Schlippendorf se sentit bien embêté. Il n’avait pas prévu que la grande blonde fût si perspicace, malgré son jeune âge et sa peine. Lui-même comptait bien envoyer des mercenaires. Il voulait cependant laisser le temps aux cannibales de festoyer, afin qu’ils le débarrassassent des deux acolytes de l’aristocrate. Or, comme cette dernière revenait à la charge avec acharnement pour les sauver, nul doute qu’elle ferait de même pour que la mission démarrât plus tôt. Il n’était pas dupe de ses motivations. Il décida de lâcher du lest, pour sa tranquilité :

— C’est d’âccord, je donnerai des ordres dès ce soir. Maintenant, il faut penser à vous, à votre âvenir. Qu’âllez-vous faire ?

— Je ne sais pas. J’imagine que je vais devoir rentrer. D’abord à Saint-Laurent, ensuite en métropole.

— Il n’y â peut-être pâs nécessité d’entreprendre un tel voyâge de retour, la corrigea son hôte, après avoir avalé une nouvelle bouchée.

— Que voulez-vous dire, Maximilien ? sursauta Ambroisine.

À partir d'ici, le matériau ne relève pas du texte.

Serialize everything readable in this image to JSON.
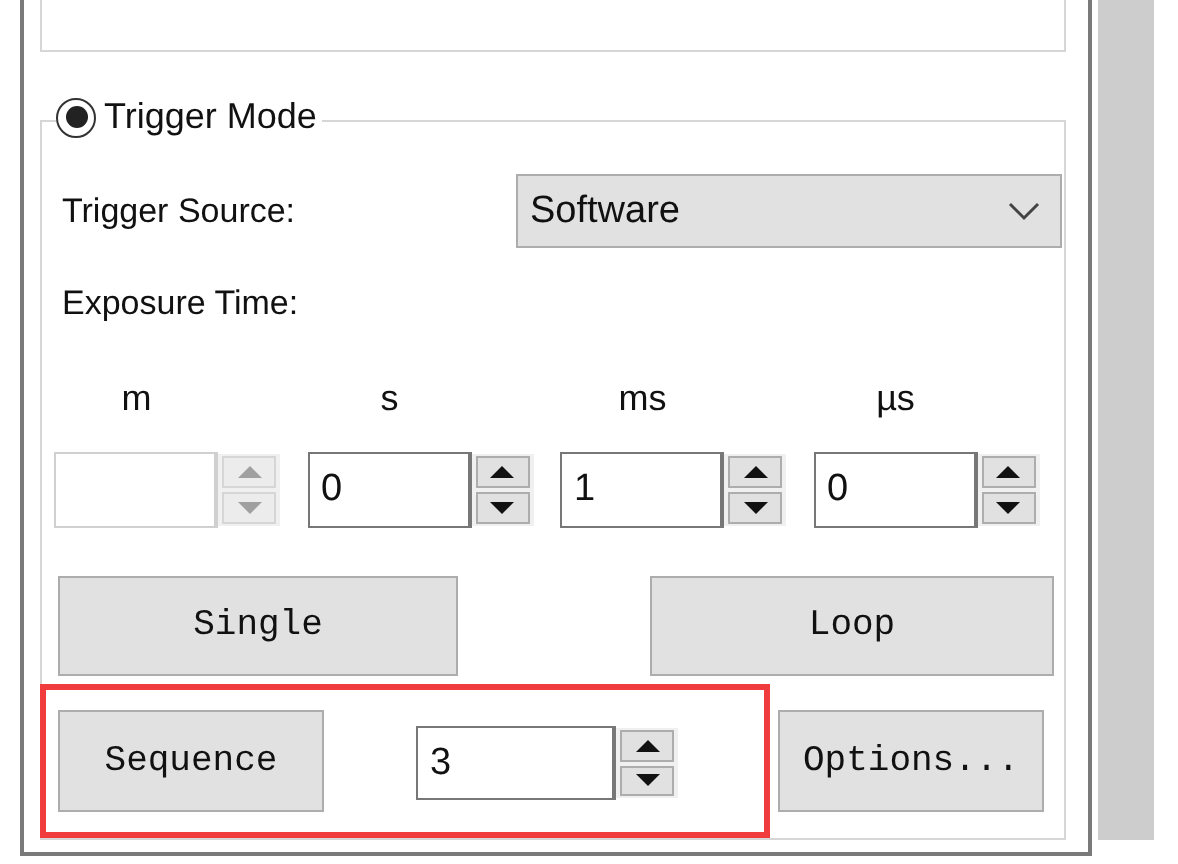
{
  "trigger_mode": {
    "label": "Trigger Mode",
    "selected": true
  },
  "trigger_source": {
    "label": "Trigger Source:",
    "value": "Software"
  },
  "exposure": {
    "label": "Exposure Time:",
    "fields": [
      {
        "unit": "m",
        "disabled": true
      },
      {
        "unit": "s",
        "value": "0",
        "disabled": false
      },
      {
        "unit": "ms",
        "value": "1",
        "disabled": false
      },
      {
        "unit": "µs",
        "value": "0",
        "disabled": false
      }
    ]
  },
  "buttons": [
    {
      "label": "Single"
    },
    {
      "label": "Loop"
    }
  ],
  "sequence": {
    "button": "Sequence",
    "value": "3",
    "highlighted": true
  },
  "options_button": "Options..."
}
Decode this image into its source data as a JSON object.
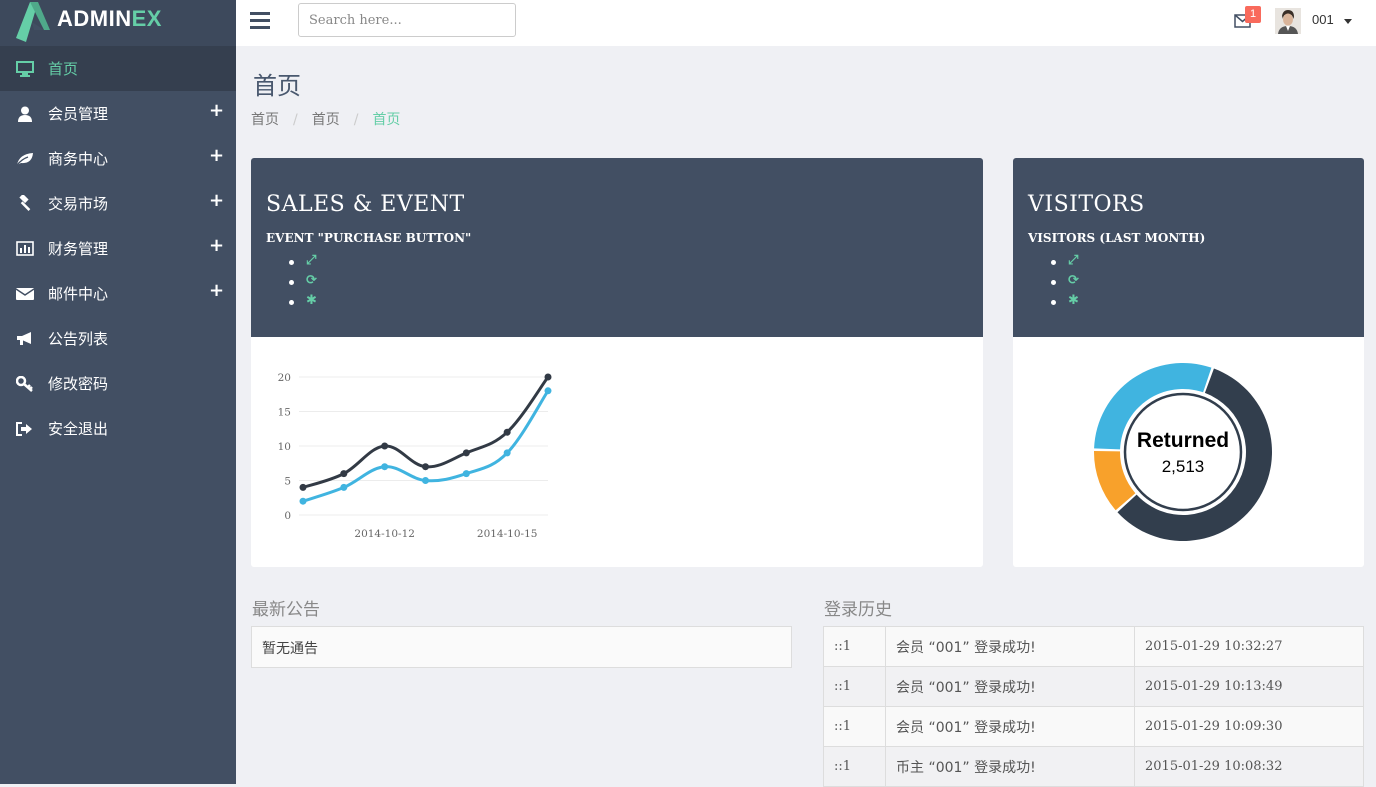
{
  "brand": {
    "name_a": "ADMIN",
    "name_b": "EX"
  },
  "sidebar": {
    "items": [
      {
        "label": "首页",
        "icon": "desktop-icon",
        "active": true
      },
      {
        "label": "会员管理",
        "icon": "user-icon",
        "expand": "+"
      },
      {
        "label": "商务中心",
        "icon": "leaf-icon",
        "expand": "+"
      },
      {
        "label": "交易市场",
        "icon": "gavel-icon",
        "expand": "+"
      },
      {
        "label": "财务管理",
        "icon": "bar-chart-icon",
        "expand": "+"
      },
      {
        "label": "邮件中心",
        "icon": "envelope-icon",
        "expand": "+"
      },
      {
        "label": "公告列表",
        "icon": "bullhorn-icon"
      },
      {
        "label": "修改密码",
        "icon": "key-icon"
      },
      {
        "label": "安全退出",
        "icon": "sign-out-icon"
      }
    ]
  },
  "header": {
    "search_placeholder": "Search here...",
    "mail_count": "1",
    "username": "001"
  },
  "page": {
    "title": "首页",
    "breadcrumb": [
      "首页",
      "首页",
      "首页"
    ]
  },
  "sales_panel": {
    "title": "SALES & EVENT",
    "subtitle": "EVENT \"PURCHASE BUTTON\"",
    "tools": [
      "expand-icon",
      "refresh-icon",
      "cog-icon"
    ]
  },
  "visitors_panel": {
    "title": "VISITORS",
    "subtitle": "VISITORS (LAST MONTH)",
    "tools": [
      "expand-icon",
      "refresh-icon",
      "cog-icon"
    ]
  },
  "chart_data": [
    {
      "type": "line",
      "x": [
        "2014-10-10",
        "2014-10-11",
        "2014-10-12",
        "2014-10-13",
        "2014-10-14",
        "2014-10-15",
        "2014-10-16"
      ],
      "x_ticks": [
        "2014-10-12",
        "2014-10-15"
      ],
      "y_ticks": [
        0,
        5,
        10,
        15,
        20
      ],
      "ylim": [
        0,
        20
      ],
      "grid": true,
      "series": [
        {
          "color": "#323a45",
          "values": [
            4,
            6,
            10,
            7,
            9,
            12,
            20
          ]
        },
        {
          "color": "#40b4e0",
          "values": [
            2,
            4,
            7,
            5,
            6,
            9,
            18
          ]
        }
      ]
    },
    {
      "type": "pie",
      "style": "donut",
      "center_label": "Returned",
      "center_value": "2,513",
      "slices": [
        {
          "color": "#323e4d",
          "value": 58
        },
        {
          "color": "#f8a12b",
          "value": 12
        },
        {
          "color": "#40b4e0",
          "value": 30
        }
      ]
    }
  ],
  "notices": {
    "title": "最新公告",
    "empty_text": "暂无通告"
  },
  "login_history": {
    "title": "登录历史",
    "rows": [
      {
        "ip": "::1",
        "message": "会员 “001” 登录成功!",
        "time": "2015-01-29 10:32:27"
      },
      {
        "ip": "::1",
        "message": "会员 “001” 登录成功!",
        "time": "2015-01-29 10:13:49"
      },
      {
        "ip": "::1",
        "message": "会员 “001” 登录成功!",
        "time": "2015-01-29 10:09:30"
      },
      {
        "ip": "::1",
        "message": "币主 “001” 登录成功!",
        "time": "2015-01-29 10:08:32"
      }
    ]
  }
}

Schlippendorf puisa à nouveau dans son assiette et prit le temps de bien mastiquer sa portion. En même temps qu’il savourait le mets délicieux, il jouissait de son effet et de l’attente provoquée chez sa partenaire. Quand enfin il eut tout avalé, il consentit à briser le silence qui s’était installé. Toutefois, il prit le temps de s’essuyer délicatement les lèvres et de boire une gorgée de vin, auparavant.

— Et bien, il y a l’héritâge du duc. Vous pouvez toujours demander à sâ mâjesté notre roi un mâriâge posthume. J’imâgine que vos deux familles se sont échangées suffisâmment de missives pour justifier qu’il vous l’âccorde. De plus, votre père étant un brillant générâl, le conquérant du Strahl qui plus est, que pourrait-on lui refuser ?

— Je ne connaissais pas l’existence de cette procédure.

— Comme bien peu de monde, en vérité. Mais c’est très long et quelque peu incertain ; personne n’est à l’âbri d’un esprit mâlfaisant qui ferâ échouer le dossier. Il nous reste une autre cârte à jouer.

— Je ne comprends pas !

— Je vous montrerai bientôt. En âttendant, faîtes-moi plaisir, je vous prie, mangez de ce succulent râgoût. Vous âvez besoin de reprendre râpidement des forces pour le voyâge. La saison des pluies approche et notre dépârt ne saurait tarder, si nous ne voulons pas être bloqués ici pendant de nombreux mois.

[1] Habitants des bois, en berrichon.


[2] Il s’agit d’un nom local désignant plusieurs espèces de singes capucins.